Не встретив в пути ни одного вражеского корабля, отряд Игоря, насчитывавший к этому времени около полусотни ладей и драккаров, погожим солнечным утром прибыл к устью степной реки, которую они с воеводами и ярлом Эриком избрали конечной точкой своего плавания в Сурожском море. Примыкавшее к реке морское побережье было пустынным, на море и реке не виднелось ни одного судна.

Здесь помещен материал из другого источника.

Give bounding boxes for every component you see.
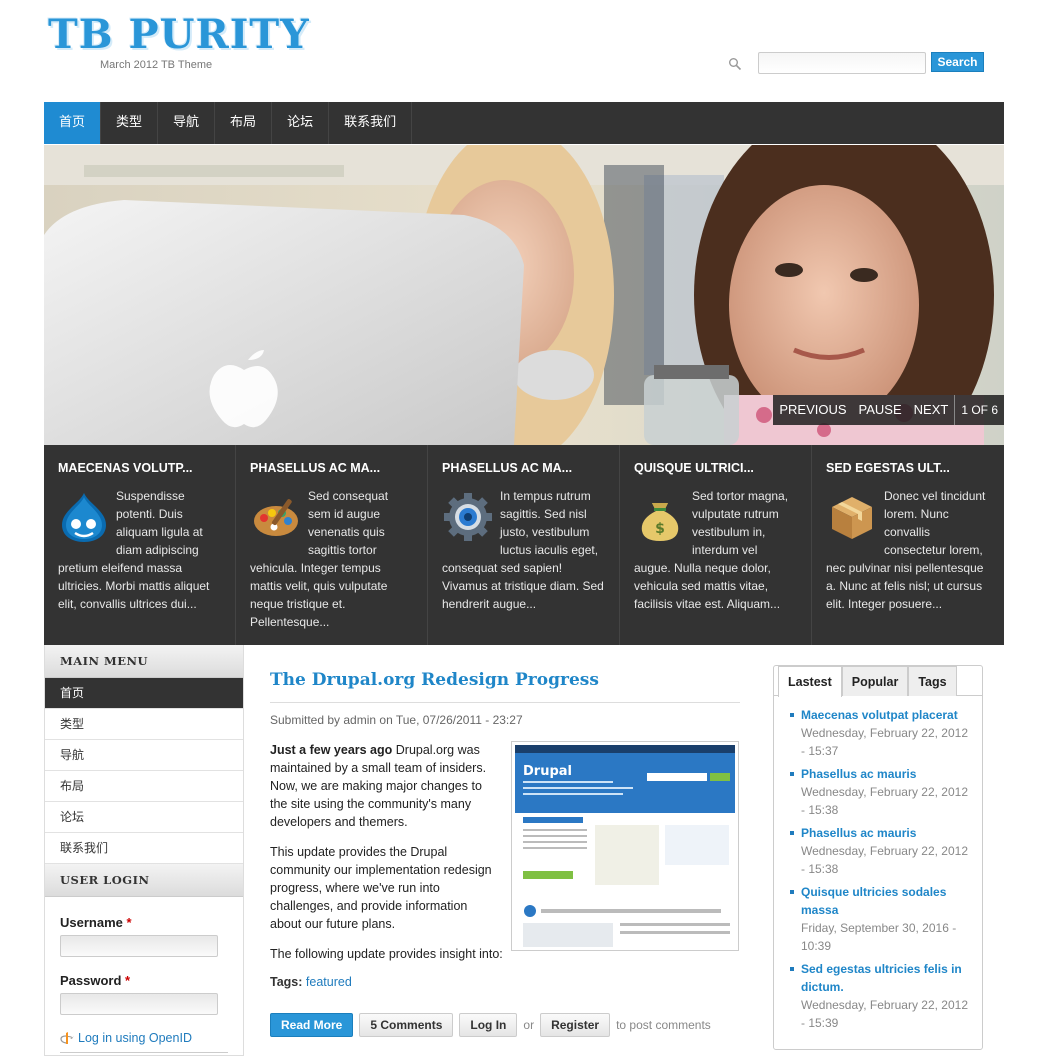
latest-list: Maecenas volutpat placerat Wednesday, Feb… xyxy=(774,696,982,1032)
right-sidebar-tabs: Lastest Popular Tags Maecenas volutpat p… xyxy=(773,665,983,1050)
nav-item-forum[interactable]: 论坛 xyxy=(272,102,330,144)
slideshow-controls: PREVIOUS PAUSE NEXT 1 OF 6 xyxy=(773,395,1004,425)
or-text: or xyxy=(523,1018,535,1032)
feature-title[interactable]: QUISQUE ULTRICI... xyxy=(634,461,797,475)
slide-next-button[interactable]: NEXT xyxy=(908,395,955,425)
login-button[interactable]: Log In xyxy=(459,1013,518,1037)
bullet-icon xyxy=(790,831,794,835)
divider xyxy=(60,1052,228,1053)
list-item-title[interactable]: Phasellus ac mauris xyxy=(801,765,968,783)
bullet-icon xyxy=(790,890,794,894)
feature-title[interactable]: MAECENAS VOLUTP... xyxy=(58,461,221,475)
login-form: Username * Password * Log in using OpenI… xyxy=(45,897,243,1053)
list-item-title[interactable]: Phasellus ac mauris xyxy=(801,824,968,842)
openid-icon xyxy=(60,1032,74,1044)
search-button[interactable]: Search xyxy=(931,52,984,72)
article-body: Just a few years ago Drupal.org was main… xyxy=(270,741,740,963)
list-item: Maecenas volutpat placerat Wednesday, Feb… xyxy=(790,706,968,760)
main-menu-title: MAIN MENU xyxy=(45,645,243,678)
comments-button[interactable]: 5 Comments xyxy=(359,1013,454,1037)
slideshow[interactable]: PREVIOUS PAUSE NEXT 1 OF 6 xyxy=(44,145,1004,445)
list-item-date: Wednesday, February 22, 2012 - 15:39 xyxy=(801,998,968,1030)
article-title[interactable]: The Drupal.org Redesign Progress xyxy=(270,670,740,690)
tab-latest[interactable]: Lastest xyxy=(778,666,842,697)
feature-item: QUISQUE ULTRICI... $ Sed tortor magna, v… xyxy=(620,445,812,645)
username-field[interactable] xyxy=(60,935,218,957)
feature-item: SED EGESTAS ULT... Donec vel tincidunt l… xyxy=(812,445,1004,645)
feature-item: PHASELLUS AC MA... In tempus rutrum sagi… xyxy=(428,445,620,645)
article-paragraph: This update provides the Drupal communit… xyxy=(270,845,492,931)
feature-item: MAECENAS VOLUTP... Suspendisse potenti. … xyxy=(44,445,236,645)
user-login-title: USER LOGIN xyxy=(45,864,243,897)
search-icon xyxy=(729,58,742,71)
article-paragraph: The following update provides insight in… xyxy=(270,947,503,961)
feature-title[interactable]: PHASELLUS AC MA... xyxy=(250,461,413,475)
article-tags: Tags: featured xyxy=(270,975,352,989)
package-box-icon xyxy=(832,497,872,539)
password-field[interactable] xyxy=(60,993,218,1015)
list-item-date: Wednesday, February 22, 2012 - 15:37 xyxy=(801,726,968,758)
slide-previous-button[interactable]: PREVIOUS xyxy=(773,395,852,425)
slide-pause-button[interactable]: PAUSE xyxy=(853,395,908,425)
paint-palette-icon xyxy=(254,499,298,536)
feature-title[interactable]: SED EGESTAS ULT... xyxy=(826,461,990,475)
list-item-title[interactable]: Maecenas volutpat placerat xyxy=(801,706,968,724)
main-content: The Drupal.org Redesign Progress Submitt… xyxy=(270,670,740,1037)
password-label: Password * xyxy=(60,973,131,988)
nav-item-contact[interactable]: 联系我们 xyxy=(329,102,413,144)
nav-item-types[interactable]: 类型 xyxy=(101,102,159,144)
bullet-icon xyxy=(790,967,794,971)
list-item-date: Wednesday, February 22, 2012 - 15:38 xyxy=(801,844,968,876)
list-item: Phasellus ac mauris Wednesday, February 2… xyxy=(790,765,968,819)
read-more-button[interactable]: Read More xyxy=(270,1013,354,1037)
main-navigation: 首页 类型 导航 布局 论坛 联系我们 xyxy=(44,102,1004,144)
gear-icon xyxy=(444,493,492,541)
drupal-drop-icon xyxy=(62,493,106,542)
register-button[interactable]: Register xyxy=(540,1013,611,1037)
article-paragraph: Just a few years ago Drupal.org was main… xyxy=(270,743,487,829)
money-bag-icon: $ xyxy=(641,503,679,541)
openid-link[interactable]: Log in using OpenID xyxy=(60,1031,228,1045)
nav-item-layout[interactable]: 布局 xyxy=(215,102,273,144)
list-item-title[interactable]: Sed egestas ultricies felis in dictum. xyxy=(801,960,968,996)
list-item: Quisque ultricies sodales massa Friday, S… xyxy=(790,883,968,955)
article-image: Drupal xyxy=(511,741,739,951)
tag-link-featured[interactable]: featured xyxy=(306,975,352,989)
tab-tags[interactable]: Tags xyxy=(908,666,957,696)
left-sidebar: MAIN MENU 首页 类型 导航 布局 论坛 联系我们 USER LOGIN… xyxy=(44,645,244,1056)
tab-popular[interactable]: Popular xyxy=(841,666,909,696)
sidebar-item-contact[interactable]: 联系我们 xyxy=(45,833,243,864)
sidebar-item-layout[interactable]: 布局 xyxy=(45,771,243,802)
features-row: MAECENAS VOLUTP... Suspendisse potenti. … xyxy=(44,445,1004,645)
sidebar-item-home[interactable]: 首页 xyxy=(45,678,243,709)
tab-bar: Lastest Popular Tags xyxy=(774,666,982,697)
svg-text:$: $ xyxy=(655,521,665,537)
svg-text:Drupal: Drupal xyxy=(523,764,572,779)
feature-item: PHASELLUS AC MA... Sed consequat sem id … xyxy=(236,445,428,645)
sidebar-item-types[interactable]: 类型 xyxy=(45,709,243,740)
slide-counter: 1 OF 6 xyxy=(954,395,1004,425)
article-links: Read More 5 Comments Log In or Register … xyxy=(270,1013,740,1037)
nav-item-navigation[interactable]: 导航 xyxy=(158,102,216,144)
list-item-date: Wednesday, February 22, 2012 - 15:38 xyxy=(801,785,968,817)
nav-item-home[interactable]: 首页 xyxy=(44,102,102,144)
sidebar-item-navigation[interactable]: 导航 xyxy=(45,740,243,771)
list-item-date: Friday, September 30, 2016 - 10:39 xyxy=(801,921,957,953)
list-item: Sed egestas ultricies felis in dictum. We… xyxy=(790,960,968,1032)
feature-title[interactable]: PHASELLUS AC MA... xyxy=(442,461,605,475)
article-submitted: Submitted by admin on Tue, 07/26/2011 - … xyxy=(270,702,740,727)
site-name[interactable]: TB PURITY xyxy=(48,12,310,58)
list-item: Phasellus ac mauris Wednesday, February 2… xyxy=(790,824,968,878)
site-slogan: March 2012 TB Theme xyxy=(100,59,213,71)
post-comments-text: to post comments xyxy=(616,1018,711,1032)
search-input[interactable] xyxy=(758,52,926,74)
site-logo[interactable]: TB PURITY March 2012 TB Theme xyxy=(48,12,310,72)
username-label: Username * xyxy=(60,915,132,930)
bullet-icon xyxy=(790,713,794,717)
sidebar-item-forum[interactable]: 论坛 xyxy=(45,802,243,833)
bullet-icon xyxy=(790,772,794,776)
list-item-title[interactable]: Quisque ultricies sodales massa xyxy=(801,883,968,919)
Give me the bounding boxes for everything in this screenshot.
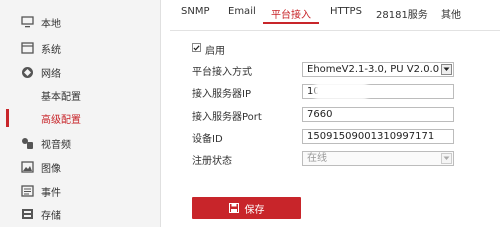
server-port-input[interactable]: 7660 [302,107,454,122]
event-icon [20,184,34,198]
device-id-label: 设备ID [192,134,223,145]
monitor-icon [20,15,34,29]
access-mode-value: EhomeV2.1-3.0, PU V2.0.0 [307,64,440,75]
sidebar-item-label: 图像 [41,163,61,175]
access-mode-select[interactable]: EhomeV2.1-3.0, PU V2.0.0 [302,62,454,77]
sidebar-item-basic-config[interactable]: 基本配置 [0,84,160,106]
chevron-down-icon [441,153,452,164]
enable-label: 启用 [205,46,225,57]
network-icon [20,65,34,79]
tabs-divider [170,30,500,31]
sidebar-item-label: 基本配置 [41,91,81,103]
tab-https[interactable]: HTTPS [330,6,362,17]
server-port-label: 接入服务器Port [192,112,262,123]
enable-checkbox[interactable] [192,43,201,52]
sidebar-item-label: 高级配置 [41,114,81,126]
sidebar-item-label: 存储 [41,210,61,222]
access-mode-label: 平台接入方式 [192,67,252,78]
sidebar-item-local[interactable]: 本地 [0,11,160,33]
sidebar-item-image[interactable]: 图像 [0,156,160,178]
register-status-select: 在线 [302,151,454,166]
sidebar-item-label: 系统 [41,44,61,56]
device-id-input[interactable]: 15091509001310997171 [302,129,454,144]
device-id-value: 15091509001310997171 [307,131,435,142]
sidebar-item-label: 视音频 [41,139,71,151]
save-button[interactable]: 保存 [192,197,301,219]
tab-snmp[interactable]: SNMP [181,6,210,17]
sidebar-item-video-audio[interactable]: 视音频 [0,132,160,154]
storage-icon [20,207,34,221]
save-button-label: 保存 [244,204,265,216]
register-status-label: 注册状态 [192,156,232,167]
sidebar-item-network[interactable]: 网络 [0,61,160,83]
tab-other[interactable]: 其他 [441,6,461,21]
tab-email[interactable]: Email [228,6,256,17]
checkmark-icon [193,44,200,51]
chevron-down-icon[interactable] [441,64,452,75]
server-port-value: 7660 [307,109,333,120]
image-icon [20,160,34,174]
sidebar-item-system[interactable]: 系统 [0,37,160,59]
redaction-blur [318,85,364,97]
system-icon [20,41,34,55]
sidebar-item-advanced-config[interactable]: 高级配置 [0,107,160,129]
register-status-value: 在线 [307,153,327,164]
sidebar-item-event[interactable]: 事件 [0,180,160,202]
save-icon [228,203,239,213]
sidebar: 本地 系统 网络 基本配置 高级配置 视音频 图像 事件 存储 [0,0,161,227]
sidebar-item-label: 事件 [41,187,61,199]
sidebar-item-label: 网络 [41,68,61,80]
sidebar-item-storage[interactable]: 存储 [0,203,160,225]
video-audio-icon [20,136,34,150]
active-tab-underline [263,22,319,24]
tab-platform-access[interactable]: 平台接入 [271,6,311,21]
sidebar-item-label: 本地 [41,18,61,30]
tab-28181-service[interactable]: 28181服务 [376,6,428,21]
server-ip-label: 接入服务器IP [192,89,251,100]
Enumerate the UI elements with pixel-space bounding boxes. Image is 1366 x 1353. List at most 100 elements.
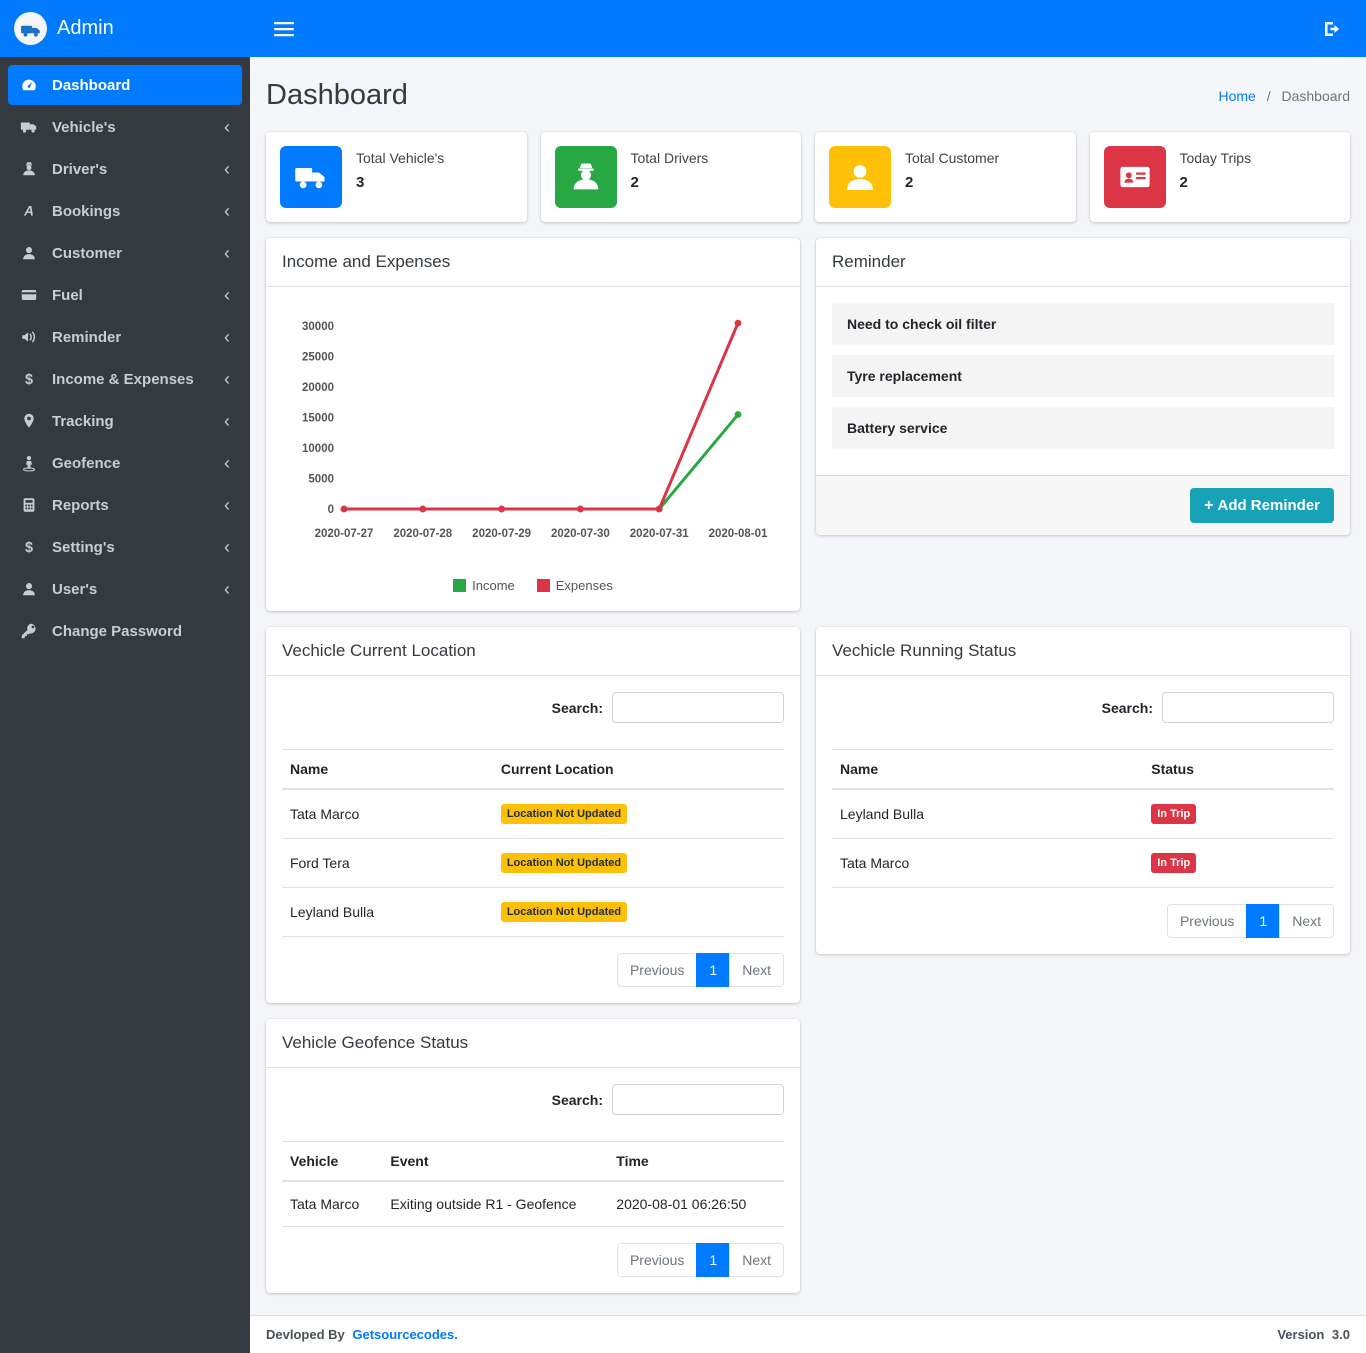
sidebar-item-change-password[interactable]: Change Password	[8, 611, 242, 651]
footer-version-label: Version	[1277, 1327, 1325, 1342]
brand-title: Admin	[57, 17, 114, 39]
sidebar-item-fuel[interactable]: Fuel ‹	[8, 275, 242, 315]
search-input[interactable]	[612, 1084, 784, 1115]
pagination: Previous 1 Next	[282, 1243, 784, 1277]
user-icon	[829, 146, 891, 208]
id-card-icon	[1103, 146, 1166, 208]
key-icon	[16, 622, 42, 640]
table-row: Leyland Bulla In Trip	[832, 788, 1334, 839]
card-title: Reminder	[816, 238, 1350, 287]
sidebar: Admin Dashboard Vehicle's ‹ Driver's ‹ A…	[0, 0, 250, 1353]
sidebar-item-bookings[interactable]: A Bookings ‹	[8, 191, 242, 231]
table-row: Ford Tera Location Not Updated	[282, 838, 784, 888]
sidebar-item-customer[interactable]: Customer ‹	[8, 233, 242, 273]
next-page-button[interactable]: Next	[1279, 904, 1334, 938]
tachometer-icon	[16, 76, 42, 94]
content: Dashboard Home / Dashboard Total Vehicle…	[250, 57, 1366, 1315]
previous-page-button[interactable]: Previous	[616, 1243, 698, 1277]
previous-page-button[interactable]: Previous	[616, 953, 698, 987]
chevron-left-icon: ‹	[224, 579, 230, 599]
vehicle-current-location-card: Vechicle Current Location Search: Name C…	[266, 627, 800, 1003]
next-page-button[interactable]: Next	[729, 953, 784, 987]
table-row: Tata Marco Location Not Updated	[282, 788, 784, 839]
hamburger-menu-button[interactable]	[268, 15, 300, 43]
previous-page-button[interactable]: Previous	[1166, 904, 1248, 938]
bullhorn-icon	[16, 328, 42, 346]
svg-text:2020-07-29: 2020-07-29	[472, 528, 531, 540]
current-location-table: Name Current Location Tata Marco Locatio…	[282, 749, 784, 937]
column-header: Current Location	[492, 749, 784, 790]
vehicle-name: Leyland Bulla	[282, 887, 493, 937]
search-label: Search:	[551, 1091, 603, 1108]
page-number-button[interactable]: 1	[696, 953, 731, 987]
card-title: Vechicle Running Status	[816, 627, 1350, 676]
sidebar-item-vehicles[interactable]: Vehicle's ‹	[8, 107, 242, 147]
sidebar-item-label: Income & Expenses	[52, 370, 194, 388]
sidebar-item-label: Geofence	[52, 454, 121, 472]
stats-row: Total Vehicle's 3 Total Drivers 2 Total …	[266, 132, 1350, 222]
card-title: Vehicle Geofence Status	[266, 1019, 800, 1068]
sidebar-brand[interactable]: Admin	[0, 0, 250, 57]
footer-credit: Devloped By	[266, 1327, 345, 1342]
column-header: Name	[282, 749, 493, 790]
svg-text:20000: 20000	[302, 382, 334, 394]
search-input[interactable]	[612, 692, 784, 723]
sidebar-item-label: Setting's	[52, 538, 115, 556]
page-title: Dashboard	[266, 79, 408, 111]
stat-value: 2	[1179, 174, 1188, 191]
page-header: Dashboard Home / Dashboard	[266, 79, 1350, 112]
vehicle-running-status-card: Vechicle Running Status Search: Name Sta…	[816, 627, 1350, 954]
sidebar-item-income-expenses[interactable]: $ Income & Expenses ‹	[8, 359, 242, 399]
pagination: Previous 1 Next	[832, 904, 1334, 938]
stat-value: 2	[630, 174, 639, 191]
stat-card-total-vehicles: Total Vehicle's 3	[266, 132, 527, 222]
svg-text:2020-07-30: 2020-07-30	[551, 528, 610, 540]
main-column: Dashboard Home / Dashboard Total Vehicle…	[250, 0, 1366, 1353]
sidebar-item-tracking[interactable]: Tracking ‹	[8, 401, 242, 441]
svg-text:5000: 5000	[308, 474, 334, 486]
stat-label: Total Customer	[905, 150, 1000, 166]
sidebar-item-settings[interactable]: $ Setting's ‹	[8, 527, 242, 567]
sidebar-item-label: Vehicle's	[52, 118, 116, 136]
svg-text:A: A	[23, 204, 34, 219]
column-header: Name	[832, 749, 1144, 790]
hamburger-icon	[274, 21, 294, 36]
plus-icon: +	[1204, 496, 1214, 514]
income-legend-swatch	[453, 579, 467, 592]
driver-icon	[16, 160, 42, 178]
sidebar-item-geofence[interactable]: Geofence ‹	[8, 443, 242, 483]
pagination: Previous 1 Next	[282, 953, 784, 987]
sidebar-item-label: Tracking	[52, 412, 114, 430]
chevron-left-icon: ‹	[224, 537, 230, 557]
sidebar-item-users[interactable]: User's ‹	[8, 569, 242, 609]
truck-icon	[280, 146, 342, 208]
next-page-button[interactable]: Next	[729, 1243, 784, 1277]
sidebar-item-dashboard[interactable]: Dashboard	[8, 65, 242, 105]
footer-link[interactable]: Getsourcecodes.	[352, 1327, 458, 1342]
add-reminder-button[interactable]: + Add Reminder	[1190, 488, 1334, 523]
chevron-left-icon: ‹	[224, 453, 230, 473]
svg-text:2020-07-28: 2020-07-28	[393, 528, 452, 540]
search-input[interactable]	[1162, 692, 1334, 723]
sidebar-item-drivers[interactable]: Driver's ‹	[8, 149, 242, 189]
chevron-left-icon: ‹	[224, 201, 230, 221]
app-root: Admin Dashboard Vehicle's ‹ Driver's ‹ A…	[0, 0, 1366, 1353]
geofence-status-table: Vehicle Event Time Tata Marco Exiting ou…	[282, 1141, 784, 1227]
svg-text:2020-07-27: 2020-07-27	[315, 528, 374, 540]
map-marker-icon	[16, 412, 42, 430]
table-row: Tata Marco Exiting outside R1 - Geofence…	[282, 1180, 784, 1227]
sidebar-item-label: Bookings	[52, 202, 121, 220]
sidebar-item-reminder[interactable]: Reminder ‹	[8, 317, 242, 357]
sidebar-item-label: Customer	[52, 244, 123, 262]
status-badge: In Trip	[1151, 853, 1197, 873]
table-row: Leyland Bulla Location Not Updated	[282, 887, 784, 937]
legend-label: Expenses	[555, 578, 613, 593]
page-number-button[interactable]: 1	[696, 1243, 731, 1277]
column-header: Vehicle	[282, 1141, 383, 1182]
sidebar-item-reports[interactable]: Reports ‹	[8, 485, 242, 525]
stat-card-today-trips: Today Trips 2	[1089, 132, 1350, 222]
page-number-button[interactable]: 1	[1246, 904, 1281, 938]
breadcrumb-home-link[interactable]: Home	[1218, 88, 1255, 104]
sidebar-item-label: Driver's	[52, 160, 108, 178]
logout-button[interactable]	[1316, 13, 1348, 45]
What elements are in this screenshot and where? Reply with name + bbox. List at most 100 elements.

Но кто знал, что могли таить в себе камышовые дебри в устье реки и заросшие густым кустарником и мелколесьем глубокие овраги-буераки, прорезавшие во всех направлениях прибрежную степь?

Высланная к реке разведка не обнаружила ничего подозрительного, и великий князь, посоветовавшись с воеводой Олегом и ярлом Эриком, чьи суда тоже примкнули к его отряду, велел плыть к реке, будучи готовыми к любой неожиданности. Но, едва в реку вошёл головной драккар, Игорь услышал тревожные возгласы.

— Смотри, великий князь. — И воевода Олег указал рукой туда, где на левом берегу реки заканчивались камыши и рядом с ними вплотную к морю подступал из степи овраг.

Из него один за другим выносились вооружённые всадники и выстраивались у уреза воды лицом к ладьям. Значительное расстояние и бившее в глаза солнце не позволяли хорошо рассмотреть всадников, однако крупные лошади, блеск металлических доспехов и развевавшиеся за спинами плащи говорили, что это вряд ли воины-степняки. Но если это не они, а патрикий Варда не имел на кораблях дополнительных войск и, значит, конницы, выходило...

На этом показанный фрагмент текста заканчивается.